Soccer. My sister and I both played on teams growing up, my mom played on a team, and my dad was a referee. It makes more sense to me than American football, and is way more exciting.
Christmas or New Year’s?
Probably Christmas. I was a Christmas junkie as a kid, but as I grew older and got tired of the consumerism embedded in the holiday, I mostly lost interest. I’ve made friends with it in the past decade or so. As long as it’s low-key and on my terms (rather than highly prescribed), I like it. I think I would like New Year’s much more if it wasn’t preceded by Thanksgiving and Christmas. By the time December thirty-first rolls around each year, I’m done. Sometimes I think America should do what Canada does: have Thanksgiving in October, followed by Halloween, then take November off. That way we’re not so holidayed out by the time the bells start jingling.
You have been granted one day to relive over, do you change it or keep it exactly the way it was? Will you share?

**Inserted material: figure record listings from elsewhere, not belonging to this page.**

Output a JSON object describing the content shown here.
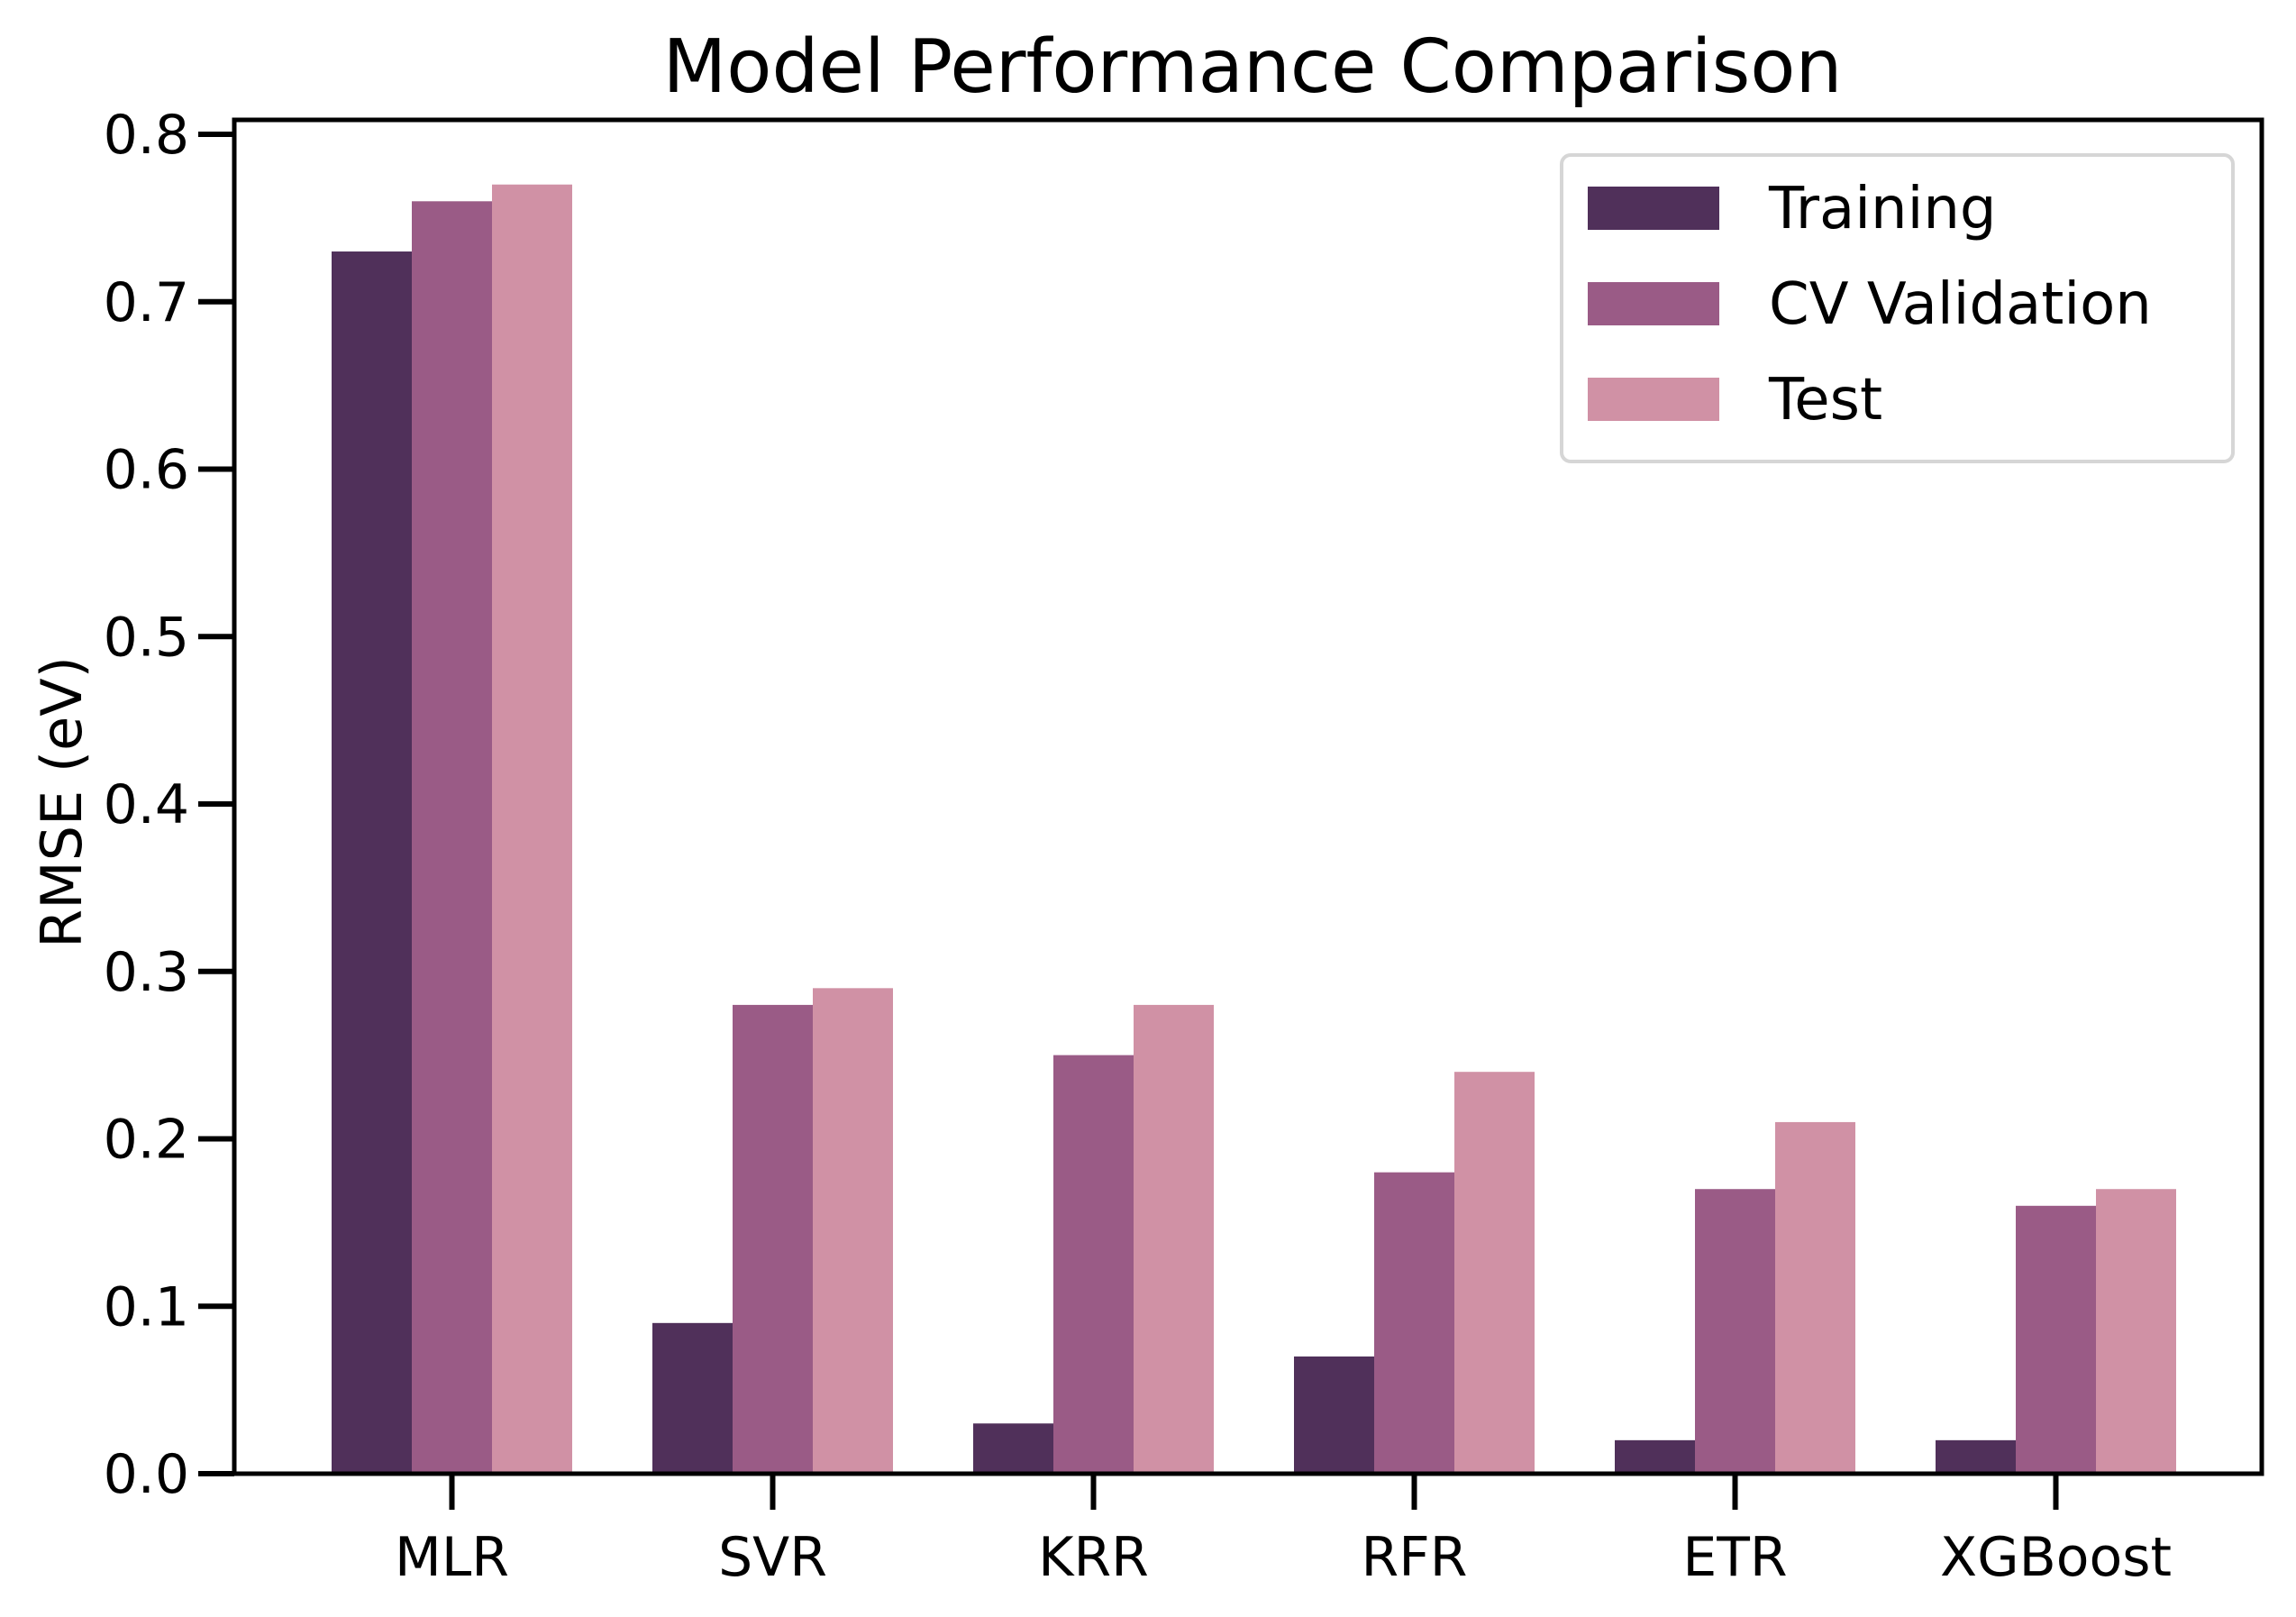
{
  "chart_data": {
    "type": "bar",
    "title": "Model Performance Comparison",
    "xlabel": "",
    "ylabel": "RMSE (eV)",
    "ylim": [
      0,
      0.8
    ],
    "yticks": [
      "0.0",
      "0.1",
      "0.2",
      "0.3",
      "0.4",
      "0.5",
      "0.6",
      "0.7",
      "0.8"
    ],
    "categories": [
      "MLR",
      "SVR",
      "KRR",
      "RFR",
      "ETR",
      "XGBoost"
    ],
    "series": [
      {
        "name": "Training",
        "color": "#50305a",
        "values": [
          0.73,
          0.09,
          0.03,
          0.07,
          0.02,
          0.02
        ]
      },
      {
        "name": "CV Validation",
        "color": "#9a5b86",
        "values": [
          0.76,
          0.28,
          0.25,
          0.18,
          0.17,
          0.16
        ]
      },
      {
        "name": "Test",
        "color": "#d091a5",
        "values": [
          0.77,
          0.29,
          0.28,
          0.24,
          0.21,
          0.17
        ]
      }
    ],
    "legend": "top-right",
    "grid": false
  }
}
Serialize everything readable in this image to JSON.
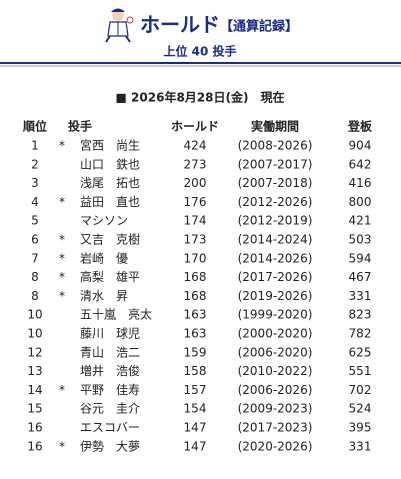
{
  "header": {
    "title": "ホールド",
    "suffix": "【通算記録】",
    "subtitle": "上位 40 投手",
    "date": "■ 2026年8月28日(金)　現在"
  },
  "table": {
    "columns": [
      "順位",
      "投手",
      "ホールド",
      "実働期間",
      "登板"
    ],
    "rows": [
      [
        1,
        "*",
        "宮西　尚生",
        424,
        "(2008-2026)",
        904
      ],
      [
        2,
        null,
        "山口　鉄也",
        273,
        "(2007-2017)",
        642
      ],
      [
        3,
        null,
        "浅尾　拓也",
        200,
        "(2007-2018)",
        416
      ],
      [
        4,
        "*",
        "益田　直也",
        176,
        "(2012-2026)",
        800
      ],
      [
        5,
        null,
        "マシソン",
        174,
        "(2012-2019)",
        421
      ],
      [
        6,
        "*",
        "又吉　克樹",
        173,
        "(2014-2024)",
        503
      ],
      [
        7,
        "*",
        "岩崎　優",
        170,
        "(2014-2026)",
        594
      ],
      [
        8,
        "*",
        "高梨　雄平",
        168,
        "(2017-2026)",
        467
      ],
      [
        8,
        "*",
        "清水　昇",
        168,
        "(2019-2026)",
        331
      ],
      [
        10,
        null,
        "五十嵐　亮太",
        163,
        "(1999-2020)",
        823
      ],
      [
        10,
        null,
        "藤川　球児",
        163,
        "(2000-2020)",
        782
      ],
      [
        12,
        null,
        "青山　浩二",
        159,
        "(2006-2020)",
        625
      ],
      [
        13,
        null,
        "増井　浩俊",
        158,
        "(2010-2022)",
        551
      ],
      [
        14,
        "*",
        "平野　佳寿",
        157,
        "(2006-2026)",
        702
      ],
      [
        15,
        null,
        "谷元　圭介",
        154,
        "(2009-2023)",
        524
      ],
      [
        16,
        null,
        "エスコバー",
        147,
        "(2017-2023)",
        395
      ],
      [
        16,
        "*",
        "伊勢　大夢",
        147,
        "(2020-2026)",
        331
      ]
    ]
  }
}
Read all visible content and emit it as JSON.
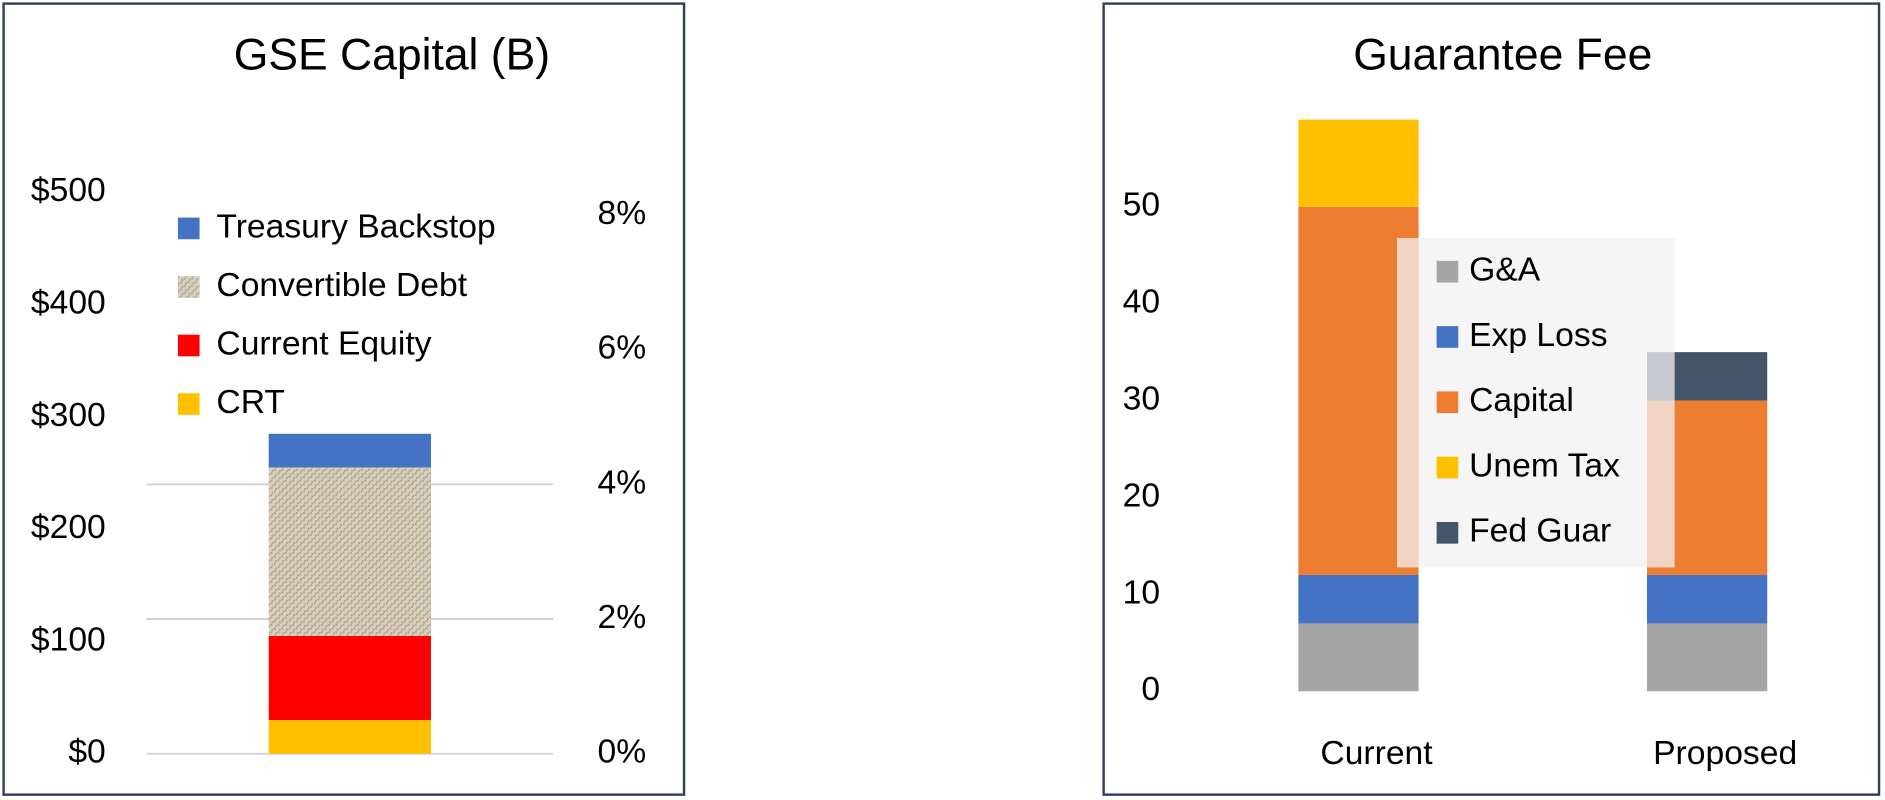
{
  "chart_data": [
    {
      "type": "stacked_bar",
      "title": "GSE Capital (B)",
      "categories": [
        null
      ],
      "series": [
        {
          "name": "CRT",
          "color": "#ffc000",
          "values": [
            30
          ]
        },
        {
          "name": "Current Equity",
          "color": "#ff0000",
          "values": [
            75
          ]
        },
        {
          "name": "Convertible Debt",
          "color": "#d8cfbd",
          "values": [
            150
          ]
        },
        {
          "name": "Treasury Backstop",
          "color": "#4472c4",
          "values": [
            30
          ]
        }
      ],
      "ylim": [
        0,
        550
      ],
      "yticks": [
        {
          "value": 0,
          "label": "$0"
        },
        {
          "value": 100,
          "label": "$100"
        },
        {
          "value": 200,
          "label": "$200"
        },
        {
          "value": 300,
          "label": "$300"
        },
        {
          "value": 400,
          "label": "$400"
        },
        {
          "value": 500,
          "label": "$500"
        }
      ],
      "y2lim": [
        0,
        9.17
      ],
      "y2ticks": [
        {
          "value": 0,
          "label": "0%"
        },
        {
          "value": 2,
          "label": "2%"
        },
        {
          "value": 4,
          "label": "4%"
        },
        {
          "value": 6,
          "label": "6%"
        },
        {
          "value": 8,
          "label": "8%"
        }
      ],
      "grid": true
    },
    {
      "type": "stacked_bar",
      "title": "Guarantee Fee",
      "categories": [
        "Current",
        "Proposed"
      ],
      "series": [
        {
          "name": "G&A",
          "color": "#a5a5a5",
          "values": [
            7,
            7
          ]
        },
        {
          "name": "Exp Loss",
          "color": "#4472c4",
          "values": [
            5,
            5
          ]
        },
        {
          "name": "Capital",
          "color": "#ed7d31",
          "values": [
            38,
            18
          ]
        },
        {
          "name": "Unem Tax",
          "color": "#ffc000",
          "values": [
            9,
            0
          ]
        },
        {
          "name": "Fed Guar",
          "color": "#44546a",
          "values": [
            0,
            5
          ]
        }
      ],
      "ylim": [
        0,
        60
      ],
      "yticks": [
        0,
        10,
        20,
        30,
        40,
        50
      ],
      "grid": false
    }
  ]
}
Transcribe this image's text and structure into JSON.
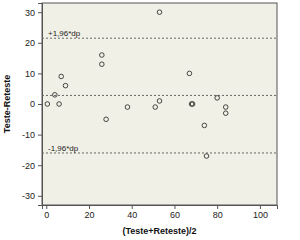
{
  "chart_data": {
    "type": "scatter",
    "x_label": "(Teste+Reteste)/2",
    "y_label": "Teste-Reteste",
    "x": [
      0.5,
      4,
      6,
      7,
      9,
      26,
      26,
      28,
      38,
      51,
      53,
      53,
      67,
      68,
      68.5,
      74,
      75,
      80,
      84,
      84
    ],
    "values": [
      0,
      3,
      0,
      9,
      6,
      16,
      13,
      -5,
      -1,
      -1,
      30,
      1,
      10,
      0,
      0,
      -7,
      -17,
      2,
      -1,
      -3
    ],
    "color": "#333333",
    "xlim": [
      -2,
      108
    ],
    "xticks": [
      0,
      20,
      40,
      60,
      80,
      100
    ],
    "ylim": [
      -33,
      33
    ],
    "yticks": [
      -30,
      -20,
      -10,
      0,
      10,
      20,
      30
    ],
    "reference_lines": [
      {
        "value": 21.5,
        "label": "+1,96*dp"
      },
      {
        "value": 2.8
      },
      {
        "value": -16,
        "label": "-1,96*dp"
      }
    ]
  }
}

I would keep it the same. My partner and I had a long-distance relationship for our first eight years. On one of my winter visits to Los Angeles during the first few years, we went for a great hike, came home, made lunch and took a nap. After waking up we had an inspiring, sweaty round of sex. I lay there in his arms afterwards, enjoying the smells and the feels of him. Of us. He’d lit candles, and as the short day stretched toward dusk, the flames created a magical shadow play on the wall. We talked about important and unimportant things, and at some point, each of his two cats hopped onto the bed, mewling for cuddles and dinner. I remember thinking: this is a perfect day. Because I was flying home the next day, I wanted to drink in as many details as I could.
Cats or dogs?
I’ve always been a dog person, mostly because I grew up with them, and they’re a bit easier to understand than cats. I love how unbridled their joy can be. That being said, my partner’s cats became mine, too, when I moved in. And I tell you, those two sleek felines, so odd and mysterious, wormed their way into my heart. We only have one now, and I’m smitten with her.
Purple or Green?
Green. I’m Irish-American, and also, it reminds me of the lushness of the Pacific Northwest. Nothing against purple, however.
Shakespeare or Dr. Seuss?
Dr. Seuss. I don’t have a theater background, and other than advanced English in high school, I never studied Shakespeare. So I mostly feel like a dolt when I read or watch one of his plays. I’m nuts about languages, speak several, and dabble in linguistics, so you think I’d love the Bard better. But Dr. Seuss has a kookiness to him that makes my spirit laugh.
You’ve been given a microphone that everyone on the planet can hear and understand. You have 10 seconds to say anything you want. What do you share with the world?
Could we all just extend a bit more curiosity toward those who are different from us? Also, if we all tackled racism and global warming, just think what world we could create. We got this, go EARTHLINGS!